The drusen in glomerulonephritis were unlikely to be due to coincidental macular degeneration because they were demonstrated from a younger age, were located at different level in the retina (between the retinal pigment epithelial cells and Bruch’s membrane, in contrast to beneath Bruch’s membrane), were smaller, did not increase substantially in number or size over time, and were not associated with visual loss or other complications. The difference in location may be due to different pathogeneses. In macular degeneration the apoptotic retinal pigment epithelial cell lipid activates complement and other circulating immune molecules adhere. In glomerulonephritis the drusen are likely to result from the deposition of immune complexes in the central retina. The drusen in glomerulonephritis were also unlikely to be caused by another retinal disease because these had been excluded on examination by an ophthalmologist.

This study was designed to determine if drusen were increased in different forms of glomerulonephritis or were clinically significant. It demonstrated that drusen counts were lower after immunosuppression. Immunosuppression is used in the initial management of some forms of glomerulonephritis and after kidney transplantation. It is unlikely to affect drusen development directly but reduces antibody formation and disease activity which both potentially lessen drusen risk.
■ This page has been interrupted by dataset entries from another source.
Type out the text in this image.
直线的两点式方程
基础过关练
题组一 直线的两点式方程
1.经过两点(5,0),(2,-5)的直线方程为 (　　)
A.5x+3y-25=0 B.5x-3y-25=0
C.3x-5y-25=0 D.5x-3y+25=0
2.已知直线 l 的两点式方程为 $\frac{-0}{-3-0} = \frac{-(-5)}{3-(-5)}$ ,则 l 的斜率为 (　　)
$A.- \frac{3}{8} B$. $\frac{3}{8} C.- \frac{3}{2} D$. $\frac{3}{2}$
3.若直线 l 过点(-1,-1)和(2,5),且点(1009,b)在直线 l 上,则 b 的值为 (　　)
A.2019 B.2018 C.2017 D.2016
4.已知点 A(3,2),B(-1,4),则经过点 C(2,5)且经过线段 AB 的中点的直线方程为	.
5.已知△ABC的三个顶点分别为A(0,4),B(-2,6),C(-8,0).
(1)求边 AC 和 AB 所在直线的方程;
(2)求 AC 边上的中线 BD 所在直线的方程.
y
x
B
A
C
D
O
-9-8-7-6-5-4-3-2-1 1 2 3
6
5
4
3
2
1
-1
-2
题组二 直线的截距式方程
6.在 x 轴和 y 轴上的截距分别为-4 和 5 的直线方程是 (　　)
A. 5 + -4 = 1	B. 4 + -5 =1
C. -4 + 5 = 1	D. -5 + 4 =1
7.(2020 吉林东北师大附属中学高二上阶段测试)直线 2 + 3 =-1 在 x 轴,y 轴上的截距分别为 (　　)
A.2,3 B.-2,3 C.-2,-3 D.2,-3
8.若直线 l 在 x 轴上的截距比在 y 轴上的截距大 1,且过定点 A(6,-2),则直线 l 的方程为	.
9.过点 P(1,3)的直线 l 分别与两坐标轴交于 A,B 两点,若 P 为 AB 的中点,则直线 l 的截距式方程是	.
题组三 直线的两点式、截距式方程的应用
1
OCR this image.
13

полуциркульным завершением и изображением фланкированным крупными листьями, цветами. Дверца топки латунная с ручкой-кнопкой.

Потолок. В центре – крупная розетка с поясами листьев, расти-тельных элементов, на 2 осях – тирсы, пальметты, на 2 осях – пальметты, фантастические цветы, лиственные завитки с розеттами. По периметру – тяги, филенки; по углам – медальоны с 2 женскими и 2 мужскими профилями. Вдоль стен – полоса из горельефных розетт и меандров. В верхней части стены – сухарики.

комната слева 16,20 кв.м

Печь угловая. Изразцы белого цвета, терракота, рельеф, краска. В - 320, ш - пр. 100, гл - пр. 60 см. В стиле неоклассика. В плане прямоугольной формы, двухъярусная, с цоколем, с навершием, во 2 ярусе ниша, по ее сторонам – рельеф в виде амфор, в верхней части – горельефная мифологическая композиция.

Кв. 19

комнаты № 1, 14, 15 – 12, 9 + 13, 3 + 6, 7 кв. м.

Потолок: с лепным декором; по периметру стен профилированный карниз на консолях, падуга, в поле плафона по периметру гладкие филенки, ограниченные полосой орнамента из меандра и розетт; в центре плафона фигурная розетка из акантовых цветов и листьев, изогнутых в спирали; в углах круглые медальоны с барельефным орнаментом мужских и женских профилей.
There also appeared to be more drusen in individuals with impaired kidney function or with antibody and complement staining of the glomerular deposits, although these results did not reach significance. In general, the individual disease cohorts were too small and the drusen counts too variable to demonstrate any correlation.

There was no association of drusen counts with the macular degeneration risk factors of sex and smoking. These results may have been skewed by some immune-mediated forms of glomerulonephritis such as anti-GBM disease being more common in males and the practice of not accepting patients onto a kidney transplant programme until they stopped smoking. The traditional risk factors for macular degeneration may be less important in glomerulonephritis where drusen development depends more on retinal immunoglobulin deposition than on apoptosis for local complement activation.
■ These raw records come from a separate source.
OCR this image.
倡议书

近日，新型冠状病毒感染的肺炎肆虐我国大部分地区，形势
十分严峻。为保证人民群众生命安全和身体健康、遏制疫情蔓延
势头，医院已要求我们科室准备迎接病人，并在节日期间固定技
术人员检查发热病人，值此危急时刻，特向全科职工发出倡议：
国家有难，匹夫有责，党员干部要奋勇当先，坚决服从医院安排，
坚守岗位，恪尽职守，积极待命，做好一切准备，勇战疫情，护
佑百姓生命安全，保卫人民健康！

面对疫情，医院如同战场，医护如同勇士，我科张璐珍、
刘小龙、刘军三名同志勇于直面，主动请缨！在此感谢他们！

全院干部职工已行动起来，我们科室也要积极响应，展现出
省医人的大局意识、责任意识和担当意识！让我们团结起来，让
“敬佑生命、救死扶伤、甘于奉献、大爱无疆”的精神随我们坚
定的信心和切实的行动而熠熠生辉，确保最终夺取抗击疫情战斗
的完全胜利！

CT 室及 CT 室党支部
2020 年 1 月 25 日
Direct measurement of complement levels was not possible in this study because many patients were recruited years after their initial presentation and often after kidney transplantation. Complement levels are reduced in only a few forms of active glomerulonephritis such as post-streptococcal and lupus nephritis which were not examined here. We did not attempt to correlate drusen with the genetic risk alleles associated with macular degeneration because these are typically normal variants that required much larger cohorts to demonstrate an effect.

The strengths of this study were the diverse forms of glomerulonephritis examined, the reproducible methods for counting drusen, and the use of matched and well-characterised controls. The study’s limitations were its cross-sectional nature where retinal images were recorded at different disease stages, the relatively small cohorts, and the use of colour fundus images that only detected larger drusen.
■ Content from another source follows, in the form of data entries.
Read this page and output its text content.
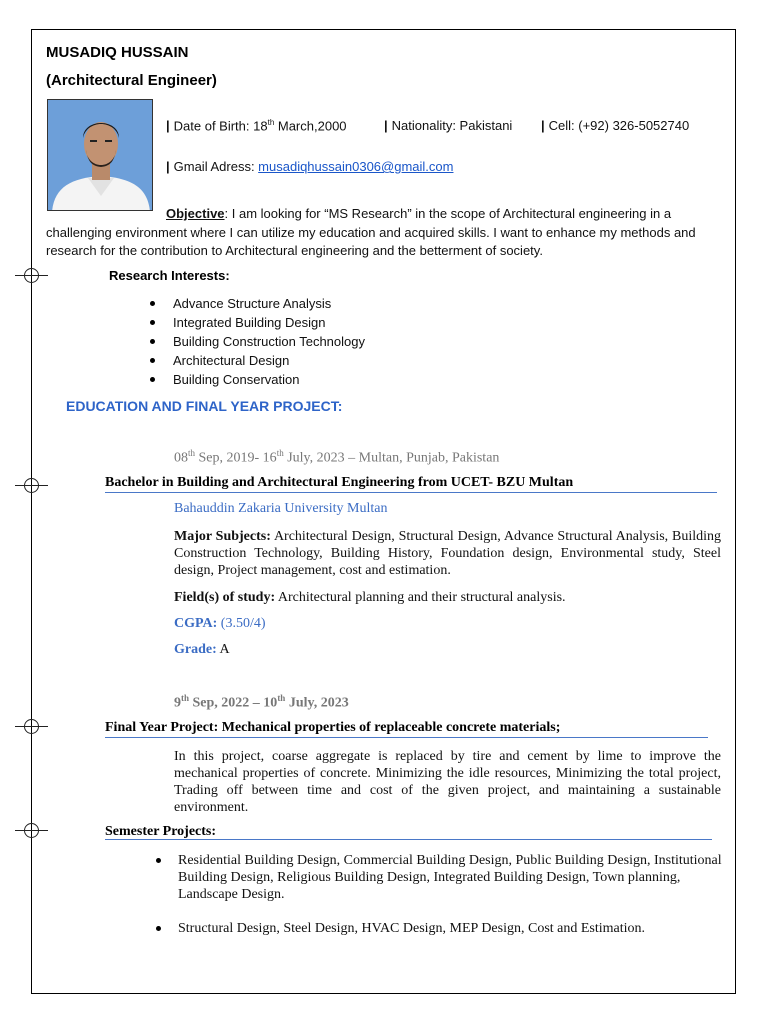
MUSADIQ HUSSAIN
(Architectural Engineer)
| Date of Birth: 18th March,2000	| Nationality: Pakistani | Cell: (+92) 326-5052740
| Gmail Adress: musadiqhussain0306@gmail.com
Objective: I am looking for “MS Research” in the scope of Architectural engineering in a challenging environment where I can utilize my education and acquired skills. I want to enhance my methods and research for the contribution to Architectural engineering and the betterment of society.
Research Interests:
Advance Structure Analysis
Integrated Building Design
Building Construction Technology
Architectural Design
Building Conservation
EDUCATION AND FINAL YEAR PROJECT:
08th Sep, 2019- 16th July, 2023 – Multan, Punjab, Pakistan
Bachelor in Building and Architectural Engineering from UCET- BZU Multan
Bahauddin Zakaria University Multan
Major Subjects: Architectural Design, Structural Design, Advance Structural Analysis, Building Construction Technology, Building History, Foundation design, Environmental study, Steel design, Project management, cost and estimation.
Field(s) of study: Architectural planning and their structural analysis.
CGPA: (3.50/4)
Grade: A
9th Sep, 2022 – 10th July, 2023
Final Year Project: Mechanical properties of replaceable concrete materials;
In this project, coarse aggregate is replaced by tire and cement by lime to improve the mechanical properties of concrete. Minimizing the idle resources, Minimizing the total project, Trading off between time and cost of the given project, and maintaining a sustainable environment.
Semester Projects:
Residential Building Design, Commercial Building Design, Public Building Design, Institutional Building Design, Religious Building Design, Integrated Building Design, Town planning, Landscape Design.
Structural Design, Steel Design, HVAC Design, MEP Design, Cost and Estimation.
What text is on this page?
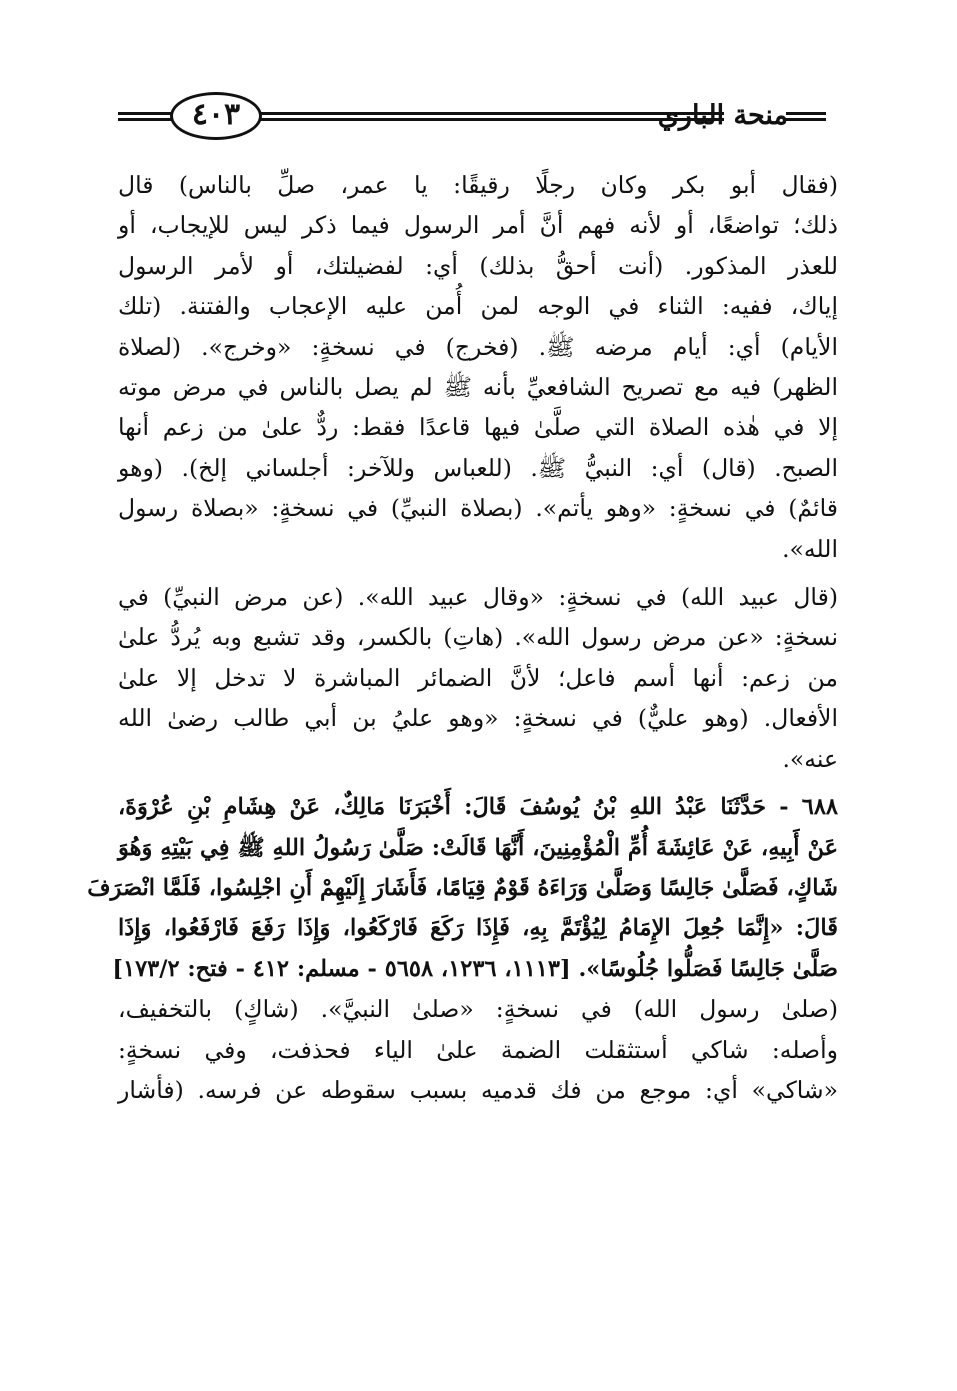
٤٠٣	منحة الباري
(فقال أبو بكر وكان رجلًا رقيقًا: يا عمر، صلِّ بالناس) قال
ذلك؛ تواضعًا، أو لأنه فهم أنَّ أمر الرسول فيما ذكر ليس للإيجاب، أو
للعذر المذكور. (أنت أحقُّ بذلك) أي: لفضيلتك، أو لأمر الرسول
إياك، ففيه: الثناء في الوجه لمن أُمن عليه الإعجاب والفتنة. (تلك
الأيام) أي: أيام مرضه ﷺ. (فخرج) في نسخةٍ: «وخرج». (لصلاة
الظهر) فيه مع تصريح الشافعيِّ بأنه ﷺ لم يصل بالناس في مرض موته
إلا في هٰذه الصلاة التي صلَّىٰ فيها قاعدًا فقط: ردٌّ علىٰ من زعم أنها
الصبح. (قال) أي: النبيُّ ﷺ. (للعباس وللآخر: أجلساني إلخ). (وهو
قائمٌ) في نسخةٍ: «وهو يأتم». (بصلاة النبيِّ) في نسخةٍ: «بصلاة رسول
الله».
(قال عبيد الله) في نسخةٍ: «وقال عبيد الله». (عن مرض النبيِّ) في
نسخةٍ: «عن مرض رسول الله». (هاتِ) بالكسر، وقد تشبع وبه يُردُّ علىٰ
من زعم: أنها أسم فاعل؛ لأنَّ الضمائر المباشرة لا تدخل إلا علىٰ
الأفعال. (وهو عليٌّ) في نسخةٍ: «وهو عليُ بن أبي طالب رضىٰ الله
عنه».
٦٨٨ - حَدَّثَنَا عَبْدُ اللهِ بْنُ يُوسُفَ قَالَ: أَخْبَرَنَا مَالِكٌ، عَنْ هِشَامِ بْنِ عُرْوَةَ،
عَنْ أَبِيهِ، عَنْ عَائِشَةَ أُمِّ الْمُؤْمِنِينَ، أَنَّهَا قَالَتْ: صَلَّىٰ رَسُولُ اللهِ ﷺ فِي بَيْتِهِ وَهُوَ
شَاكٍ، فَصَلَّىٰ جَالِسًا وَصَلَّىٰ وَرَاءَهُ قَوْمٌ قِيَامًا، فَأَشَارَ إِلَيْهِمْ أَنِ اجْلِسُوا، فَلَمَّا انْصَرَفَ
قَالَ: «إِنَّمَا جُعِلَ الإِمَامُ لِيُؤْتَمَّ بِهِ، فَإِذَا رَكَعَ فَارْكَعُوا، وَإِذَا رَفَعَ فَارْفَعُوا، وَإِذَا
صَلَّىٰ جَالِسًا فَصَلُّوا جُلُوسًا». [١١١٣، ١٢٣٦، ٥٦٥٨ - مسلم: ٤١٢ - فتح: ١٧٣/٢]
(صلىٰ رسول الله) في نسخةٍ: «صلىٰ النبيَّ». (شاكٍ) بالتخفيف،
وأصله: شاكي أستثقلت الضمة علىٰ الياء فحذفت، وفي نسخةٍ:
«شاكي» أي: موجع من فك قدميه بسبب سقوطه عن فرسه. (فأشار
Increased drusen counts occurred in all forms of glomerulonephritis associated with glomerular immune deposits and less often in those without deposits, such as ANCA-associated vasculitis and minimal change glomerulonephritis. The demonstration of drusen in many forms of glomerulonephritis is consistent with the major role for complement activation demonstrated by retinal histology and GWAS. However unlike macular degeneration where drusen are associated with alternative pathway activation, drusen in glomerulonephritis are associated with diverse complement activation pathways. It is unclear why only some individuals with any form of glomerulonephritis develop drusen. These observations also suggest that treatments targeting complement may be useful in these diseases. Future studies should confirm the association with clinical features suggested here and investigate any correlation with disease activity and treatment.